サンボン原作のライトノベルをコミカライズした「死に戻りの冷害王子が賢王と呼ばれるまで~導いたのは不器用な侯爵令嬢の祈りでした~」の第1巻が、2026年3月26日に発売された。作画は小倉つくし、ネーム構成を天野なすのが担当している。

本作の主人公は、第一王子でありながら"冷害王子"と呼ばれる青年・ディートリヒ。王位に執着する母親のもとで幼い頃から操り人形のように育てられた彼は、感情を表に出すことをほとんど知らないまま成長する。氷のように冷たい振る舞いゆえに婚約を申し出る令嬢も現れない中、かつてひょんなことで知り合った侯爵令嬢・マルグリットだけが、彼に手を差し伸べてくる。

しかしディートリヒは、そんなマルグリットの真っ直ぐで不器用な優しさを素直に受け取ることができず、冷たい態度を取り続けてしまう。そして17歳を迎えた彼は、弟に王位を奪われ公開処刑という最悪の結末を迎える。そこから物語は「死に戻り」というループの構造へと展開していく。

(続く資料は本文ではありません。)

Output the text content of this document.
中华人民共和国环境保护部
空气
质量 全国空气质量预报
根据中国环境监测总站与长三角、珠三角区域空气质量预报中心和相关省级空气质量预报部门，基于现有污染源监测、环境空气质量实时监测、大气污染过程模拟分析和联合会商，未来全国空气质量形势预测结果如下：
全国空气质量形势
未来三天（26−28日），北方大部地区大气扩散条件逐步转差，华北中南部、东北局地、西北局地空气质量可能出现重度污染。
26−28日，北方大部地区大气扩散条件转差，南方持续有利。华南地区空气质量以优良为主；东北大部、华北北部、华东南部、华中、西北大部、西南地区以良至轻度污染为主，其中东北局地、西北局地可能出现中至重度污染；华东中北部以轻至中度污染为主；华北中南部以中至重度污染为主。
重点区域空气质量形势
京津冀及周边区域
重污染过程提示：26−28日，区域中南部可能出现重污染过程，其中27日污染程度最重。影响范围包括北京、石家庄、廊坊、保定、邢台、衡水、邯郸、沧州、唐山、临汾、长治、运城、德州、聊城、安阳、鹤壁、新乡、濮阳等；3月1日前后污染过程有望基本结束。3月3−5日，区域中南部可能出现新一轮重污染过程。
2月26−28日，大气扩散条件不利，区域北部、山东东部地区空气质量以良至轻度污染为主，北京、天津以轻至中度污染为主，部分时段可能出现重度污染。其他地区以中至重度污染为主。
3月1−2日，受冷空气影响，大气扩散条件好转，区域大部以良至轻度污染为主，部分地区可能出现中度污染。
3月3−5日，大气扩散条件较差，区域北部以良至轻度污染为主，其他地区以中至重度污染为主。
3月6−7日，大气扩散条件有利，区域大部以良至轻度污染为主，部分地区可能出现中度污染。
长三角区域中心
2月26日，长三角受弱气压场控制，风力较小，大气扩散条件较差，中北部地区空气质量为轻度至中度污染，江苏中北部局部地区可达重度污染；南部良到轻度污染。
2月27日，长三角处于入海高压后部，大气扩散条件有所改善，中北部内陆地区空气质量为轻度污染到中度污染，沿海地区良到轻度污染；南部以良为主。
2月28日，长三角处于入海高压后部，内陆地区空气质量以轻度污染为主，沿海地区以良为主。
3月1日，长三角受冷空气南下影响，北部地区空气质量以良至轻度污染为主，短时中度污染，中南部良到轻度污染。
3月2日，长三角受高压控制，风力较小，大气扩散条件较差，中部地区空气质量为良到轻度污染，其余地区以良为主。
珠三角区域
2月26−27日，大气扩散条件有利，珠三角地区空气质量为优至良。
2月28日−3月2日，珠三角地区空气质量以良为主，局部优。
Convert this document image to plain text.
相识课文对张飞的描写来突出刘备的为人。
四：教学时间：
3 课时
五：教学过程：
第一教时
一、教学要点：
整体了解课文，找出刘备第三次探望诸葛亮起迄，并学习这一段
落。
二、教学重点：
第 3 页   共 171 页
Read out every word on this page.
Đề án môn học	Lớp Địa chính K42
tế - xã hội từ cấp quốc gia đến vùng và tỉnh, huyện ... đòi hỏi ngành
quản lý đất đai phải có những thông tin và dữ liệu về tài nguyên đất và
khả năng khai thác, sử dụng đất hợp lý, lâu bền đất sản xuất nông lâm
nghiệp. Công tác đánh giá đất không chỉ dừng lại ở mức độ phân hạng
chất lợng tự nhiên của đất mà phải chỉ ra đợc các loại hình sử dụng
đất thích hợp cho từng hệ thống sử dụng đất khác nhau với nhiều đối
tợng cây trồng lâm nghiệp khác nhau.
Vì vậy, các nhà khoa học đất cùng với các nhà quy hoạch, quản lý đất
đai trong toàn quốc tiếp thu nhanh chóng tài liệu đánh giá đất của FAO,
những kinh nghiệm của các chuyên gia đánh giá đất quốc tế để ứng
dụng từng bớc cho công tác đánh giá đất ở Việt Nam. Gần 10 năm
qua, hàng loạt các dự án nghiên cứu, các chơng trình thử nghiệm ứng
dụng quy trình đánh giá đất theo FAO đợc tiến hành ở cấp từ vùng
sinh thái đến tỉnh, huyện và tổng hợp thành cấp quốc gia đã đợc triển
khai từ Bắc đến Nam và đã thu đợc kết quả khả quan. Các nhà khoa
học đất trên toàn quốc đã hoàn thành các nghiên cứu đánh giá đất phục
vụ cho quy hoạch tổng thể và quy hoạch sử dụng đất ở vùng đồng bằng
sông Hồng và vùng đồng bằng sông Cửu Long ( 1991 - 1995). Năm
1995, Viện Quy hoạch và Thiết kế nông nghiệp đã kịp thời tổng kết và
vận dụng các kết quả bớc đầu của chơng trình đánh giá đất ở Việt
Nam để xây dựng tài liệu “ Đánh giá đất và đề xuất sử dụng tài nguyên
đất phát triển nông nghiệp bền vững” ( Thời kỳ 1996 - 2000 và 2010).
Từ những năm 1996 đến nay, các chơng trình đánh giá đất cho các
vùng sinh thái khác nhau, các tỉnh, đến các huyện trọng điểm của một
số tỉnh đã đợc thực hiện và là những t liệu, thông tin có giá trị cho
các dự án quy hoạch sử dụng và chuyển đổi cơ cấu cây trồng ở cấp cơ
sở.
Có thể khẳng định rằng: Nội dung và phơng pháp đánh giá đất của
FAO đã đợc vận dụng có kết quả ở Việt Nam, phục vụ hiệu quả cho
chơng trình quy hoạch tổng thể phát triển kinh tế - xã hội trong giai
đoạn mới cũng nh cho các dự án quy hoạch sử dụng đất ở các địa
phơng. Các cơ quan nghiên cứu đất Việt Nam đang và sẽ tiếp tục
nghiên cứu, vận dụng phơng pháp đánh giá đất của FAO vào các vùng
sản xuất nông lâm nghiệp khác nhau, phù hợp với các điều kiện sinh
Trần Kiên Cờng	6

秋田書店のWebマンガサイト・ヤンチャンWebで連載中の本作は、近年人気を集めている転生・ループ系ファンタジーの中でも、ヒロインではなく男性主人公側の視点を軸に据えている点がひとつの特徴だ。「冷害王子」という異名が示すように、感情表現の乏しいキャラクターがどのように変化していくのかという成長譚としての側面も強く、タイトルにある「賢王」への道のりがどう描かれるかが読みどころになりそうだ。

また、マルグリットの「不器用な祈り」がディートリヒを導くという構図は、ヒロインが単なる添え物にとどまらない関係性を予感させる。ループものでありながら、二人の関係の変化や感情の機微に焦点を当てたラブファンタジーとしての色合いも強いと言えるだろう。

第1巻には小倉つくしによる描き下ろしのおまけマンガに加え、原作者サンボンによるショートストーリーも収録されており、原作ファンにとってもうれしい内容となっている。コミカライズと原作、双方を楽しめる一冊に仕上がっている。

原作小説のファンはもちろん、ループファンタジーや感情表現が苦手な不器用な主人公の物語が好きな読者にとって、手に取る価値のある作品だ。今後の連載の進展や、単行本の続巻にも引き続き注目していきたい。